D: The monkeys play video games with a mouselike thing. We put something up on the screen, and we build this encoded model by having the monkey track a dot by moving its hand around. What we’re doing is having the monkey move in various positions and in various directions. And we ask: Is there information about which way? How far? It turns out there’s tons of information about the speed, velocity, and position of the hand in space. So we have the monkey just track the dot for a while, and we make an observation. We observe firing, and we observe hand motion. We have lots of neurons firing, but we just take the spike counts. We just take the spikes, and we say what the relationship is between this spike count and the current hand position, and then we build a model. It’s a multivariable linear regression. And we find a filter coefficient.

The idea is that you have to have a number of neurons. And the answer could have been millions because clearly when you do this, there probably are millions and millions of neurons acting. But the answer is, starting with about six or something, we can actually get some meaningful information.

And then once we build that model, we can now build a decoder. Once we have this little filter coefficient, we can now read out what each neuron is doing, multiply it by its appropriate filter coefficient, and then say what it tells us. Now we can use that information.

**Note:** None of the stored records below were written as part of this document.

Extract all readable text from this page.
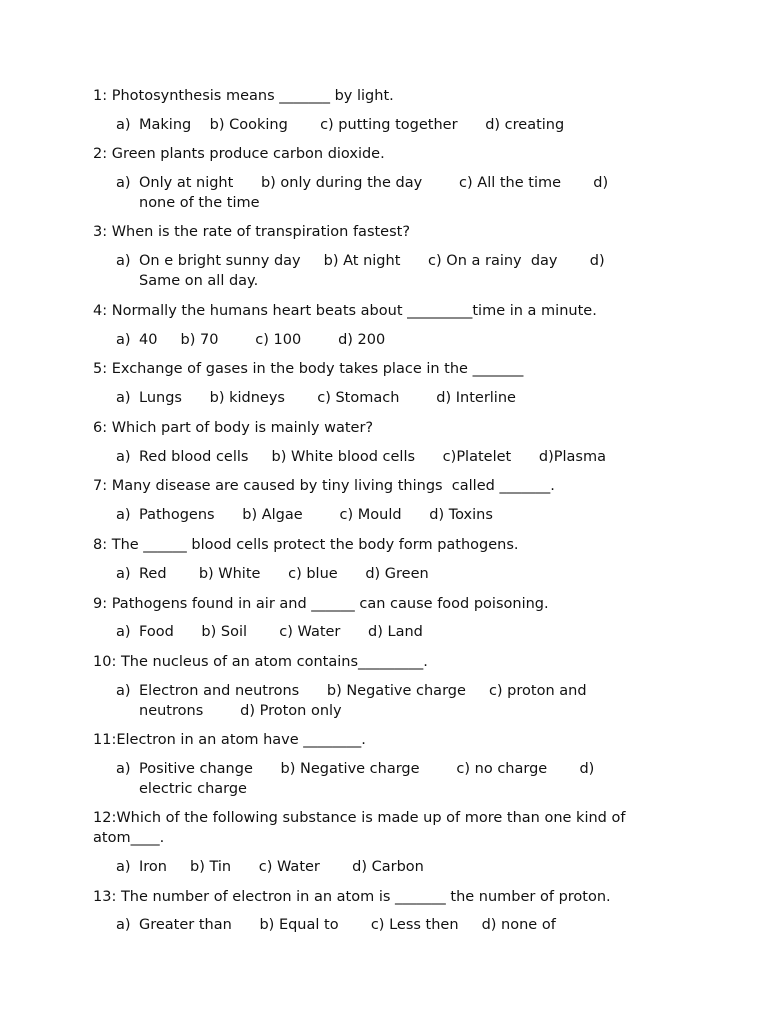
1: Photosynthesis means _______ by light.
a) Making    b) Cooking       c) putting together      d) creating
2: Green plants produce carbon dioxide.
a) Only at night      b) only during the day        c) All the time       d) none of the time
3: When is the rate of transpiration fastest?
a) On e bright sunny day     b) At night      c) On a rainy  day       d) Same on all day.
4: Normally the humans heart beats about _________time in a minute.
a) 40     b) 70        c) 100        d) 200
5: Exchange of gases in the body takes place in the _______
a) Lungs      b) kidneys       c) Stomach        d) Interline
6: Which part of body is mainly water?
a) Red blood cells     b) White blood cells      c)Platelet      d)Plasma
7: Many disease are caused by tiny living things  called _______.
a) Pathogens      b) Algae        c) Mould      d) Toxins
8: The ______ blood cells protect the body form pathogens.
a) Red       b) White      c) blue      d) Green
9: Pathogens found in air and ______ can cause food poisoning.
a) Food      b) Soil       c) Water      d) Land
10: The nucleus of an atom contains_________.
a) Electron and neutrons      b) Negative charge     c) proton and neutrons        d) Proton only
11:Electron in an atom have ________.
a) Positive change      b) Negative charge        c) no charge       d) electric charge
12:Which of the following substance is made up of more than one kind of atom____.
a) Iron     b) Tin      c) Water       d) Carbon
13: The number of electron in an atom is _______ the number of proton.
a) Greater than      b) Equal to       c) Less then     d) none of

This has been confirmed by a bunch of labs.

How do you see the boundaries between humans and machines changing?

D: The boundaries have changed a lot. When you move your hand, that’s an interface out of your brain. Driving cars, flying airplanes—these things become extensions of our nervous system and our body and our ability to interact with the world. So we already have changed. Look at how it changed from 1800 to now. There’s been an extraordinary change in the way we have now integrated machines into our body. If you look around at cars, there’s a little homunculus inside each one making it go. So that’s a machine interface.

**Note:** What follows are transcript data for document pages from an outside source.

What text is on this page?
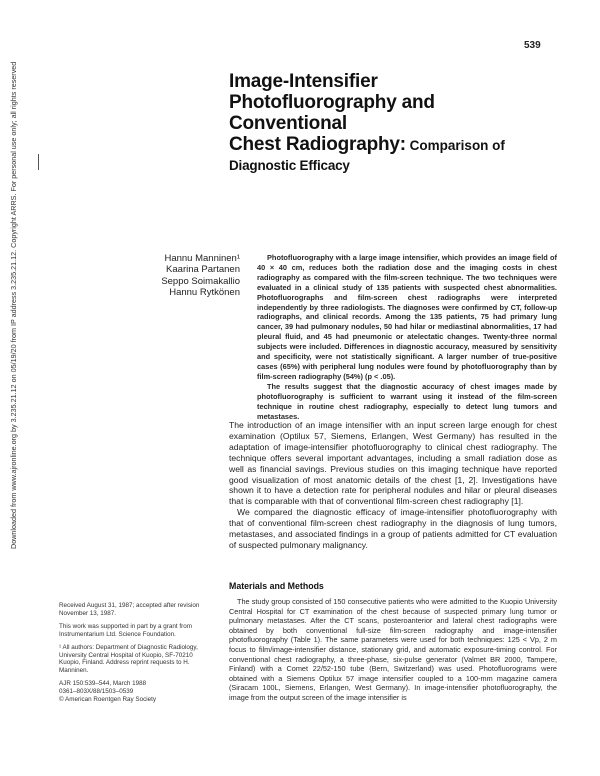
Downloaded from www.ajronline.org by 3.235.21.12 on 05/19/20 from IP address 3.235.21.12. Copyright ARRS. For personal use only; all rights reserved
539
Image-Intensifier
Photofluorography and
Conventional
Chest Radiography: Comparison of
Diagnostic Efficacy
Hannu Manninen¹
Kaarina Partanen
Seppo Soimakallio
Hannu Rytkönen

Photofluorography with a large image intensifier, which provides an image field of 40 × 40 cm, reduces both the radiation dose and the imaging costs in chest radiography as compared with the film-screen technique. The two techniques were evaluated in a clinical study of 135 patients with suspected chest abnormalities. Photofluorographs and film-screen chest radiographs were interpreted independently by three radiologists. The diagnoses were confirmed by CT, follow-up radiographs, and clinical records. Among the 135 patients, 75 had primary lung cancer, 39 had pulmonary nodules, 50 had hilar or mediastinal abnormalities, 17 had pleural fluid, and 45 had pneumonic or atelectatic changes. Twenty-three normal subjects were included. Differences in diagnostic accuracy, measured by sensitivity and specificity, were not statistically significant. A larger number of true-positive cases (65%) with peripheral lung nodules were found by photofluorography than by film-screen radiography (54%) (p < .05).

The results suggest that the diagnostic accuracy of chest images made by photofluorography is sufficient to warrant using it instead of the film-screen technique in routine chest radiography, especially to detect lung tumors and metastases.

The introduction of an image intensifier with an input screen large enough for chest examination (Optilux 57, Siemens, Erlangen, West Germany) has resulted in the adaptation of image-intensifier photofluorography to clinical chest radiography. The technique offers several important advantages, including a small radiation dose as well as financial savings. Previous studies on this imaging technique have reported good visualization of most anatomic details of the chest [1, 2]. Investigations have shown it to have a detection rate for peripheral nodules and hilar or pleural diseases that is comparable with that of conventional film-screen chest radiography [1].

We compared the diagnostic efficacy of image-intensifier photofluorography with that of conventional film-screen chest radiography in the diagnosis of lung tumors, metastases, and associated findings in a group of patients admitted for CT evaluation of suspected pulmonary malignancy.

Materials and Methods

The study group consisted of 150 consecutive patients who were admitted to the Kuopio University Central Hospital for CT examination of the chest because of suspected primary lung tumor or pulmonary metastases. After the CT scans, posteroanterior and lateral chest radiographs were obtained by both conventional full-size film-screen radiography and image-intensifier photofluorography (Table 1). The same parameters were used for both techniques: 125 < Vp, 2 m focus to film/image-intensifier distance, stationary grid, and automatic exposure-timing control. For conventional chest radiography, a three-phase, six-pulse generator (Valmet BR 2000, Tampere, Finland) with a Comet 22/52-150 tube (Bern, Switzerland) was used. Photofluorograms were obtained with a Siemens Optilux 57 image intensifier coupled to a 100-mm magazine camera (Siracam 100L, Siemens, Erlangen, West Germany). In image-intensifier photofluorography, the image from the output screen of the image intensifier is

Received August 31, 1987; accepted after revision November 13, 1987.

This work was supported in part by a grant from Instrumentarium Ltd. Science Foundation.

¹ All authors: Department of Diagnostic Radiology, University Central Hospital of Kuopio, SF-70210 Kuopio, Finland. Address reprint requests to H. Manninen.

AJR 150:539–544, March 1988

0361–803X/88/1503–0539

© American Roentgen Ray Society
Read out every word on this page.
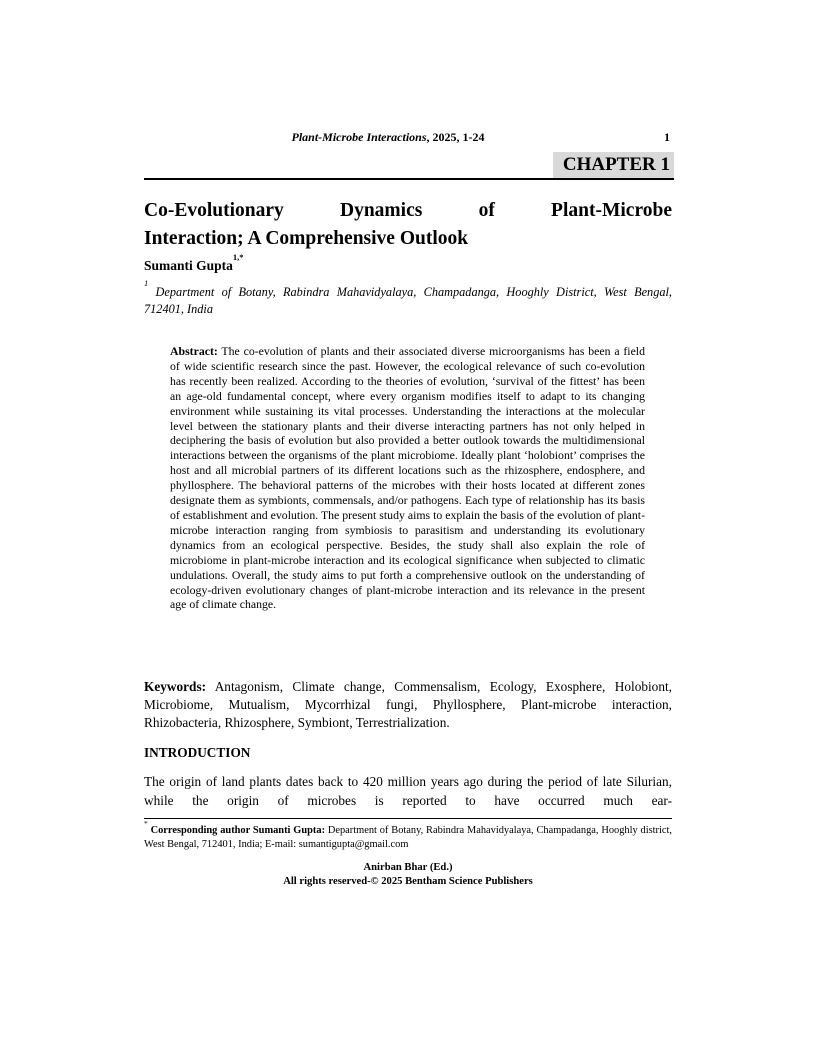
Plant-Microbe Interactions, 2025, 1-24	1
CHAPTER 1
Co-Evolutionary Dynamics of Plant-Microbe
Interaction; A Comprehensive Outlook
Sumanti Gupta$^{1,*}$
$^1$ Department of Botany, Rabindra Mahavidyalaya, Champadanga, Hooghly District, West Bengal, 712401, India
Abstract: The co-evolution of plants and their associated diverse microorganisms has been a field of wide scientific research since the past. However, the ecological relevance of such co-evolution has recently been realized. According to the theories of evolution, ‘survival of the fittest’ has been an age-old fundamental concept, where every organism modifies itself to adapt to its changing environment while sustaining its vital processes. Understanding the interactions at the molecular level between the stationary plants and their diverse interacting partners has not only helped in deciphering the basis of evolution but also provided a better outlook towards the multidimensional interactions between the organisms of the plant microbiome. Ideally plant ‘holobiont’ comprises the host and all microbial partners of its different locations such as the rhizosphere, endosphere, and phyllosphere. The behavioral patterns of the microbes with their hosts located at different zones designate them as symbionts, commensals, and/or pathogens. Each type of relationship has its basis of establishment and evolution. The present study aims to explain the basis of the evolution of plant-microbe interaction ranging from symbiosis to parasitism and understanding its evolutionary dynamics from an ecological perspective. Besides, the study shall also explain the role of microbiome in plant-microbe interaction and its ecological significance when subjected to climatic undulations. Overall, the study aims to put forth a comprehensive outlook on the understanding of ecology-driven evolutionary changes of plant-microbe interaction and its relevance in the present age of climate change.
Keywords: Antagonism, Climate change, Commensalism, Ecology, Exosphere, Holobiont, Microbiome, Mutualism, Mycorrhizal fungi, Phyllosphere, Plant-microbe interaction, Rhizobacteria, Rhizosphere, Symbiont, Terrestrialization.
INTRODUCTION
The origin of land plants dates back to 420 million years ago during the period of late Silurian, while the origin of microbes is reported to have occurred much ear-
* Corresponding author Sumanti Gupta: Department of Botany, Rabindra Mahavidyalaya, Champadanga, Hooghly district, West Bengal, 712401, India; E-mail: sumantigupta@gmail.com
Anirban Bhar (Ed.)
All rights reserved-© 2025 Bentham Science Publishers
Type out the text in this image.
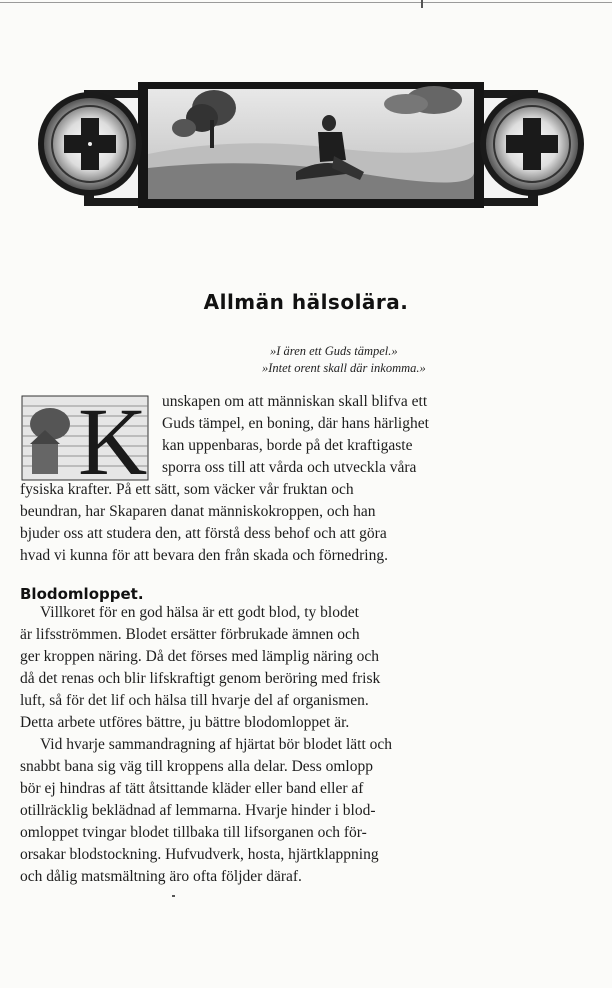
Allmän hälsolära.
»I ären ett Guds tämpel.»
»Intet orent skall där inkomma.»
K unskapen om att människan skall blifva ett
Guds tämpel, en boning, där hans härlighet
kan uppenbaras, borde på det kraftigaste
sporra oss till att vårda och utveckla våra
fysiska krafter. På ett sätt, som väcker vår fruktan och
beundran, har Skaparen danat människokroppen, och han
bjuder oss att studera den, att förstå dess behof och att göra
hvad vi kunna för att bevara den från skada och förnedring.
Blodomloppet.
Villkoret för en god hälsa är ett godt blod, ty blodet
är lifsströmmen. Blodet ersätter förbrukade ämnen och
ger kroppen näring. Då det förses med lämplig näring och
då det renas och blir lifskraftigt genom beröring med frisk
luft, så för det lif och hälsa till hvarje del af organismen.
Detta arbete utföres bättre, ju bättre blodomloppet är.
Vid hvarje sammandragning af hjärtat bör blodet lätt och
snabbt bana sig väg till kroppens alla delar. Dess omlopp
bör ej hindras af tätt åtsittande kläder eller band eller af
otillräcklig beklädnad af lemmarna. Hvarje hinder i blod-
omloppet tvingar blodet tillbaka till lifsorganen och för-
orsakar blodstockning. Hufvudverk, hosta, hjärtklappning
och dålig matsmältning äro ofta följder däraf.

But this is another step in which we’re going directly from the brain. Every time we think about brains, it has a magical or almost mystical component because many of us think the brain is at our essence. Most of our thinking about actively coupling to the brain is thinking about how we could help restore lost function.

So as we understand brain processes and we realize that they’re encoded in spikes, we should be able to pick up signals and interpret them. We’re trying to make sense out of what that pattern of activity is. Now we know when you see an image we can read it out and say that you are now seeing a red vase sitting on the table. Or we could go to the motor cortex and see that you’re just about to move and are moving your hand to that location.

Every time scientists record from the brain, they are attempting to understand what that part of the brain is processing, and we rarely have much insight into whether it is conscious or not.

If the brain code can be cracked, does that mean that my thoughts could eventually be read?

D: Yes, if you believe that spiking activity and populations of cells are the essence of brain activity—which they might not be. There might be more to it than that. But if that’s it, and you could pick up all those by millions of electrodes, then in theory you should be able to reconstruct everything that’s going on in your head and see your dreams and know your thoughts.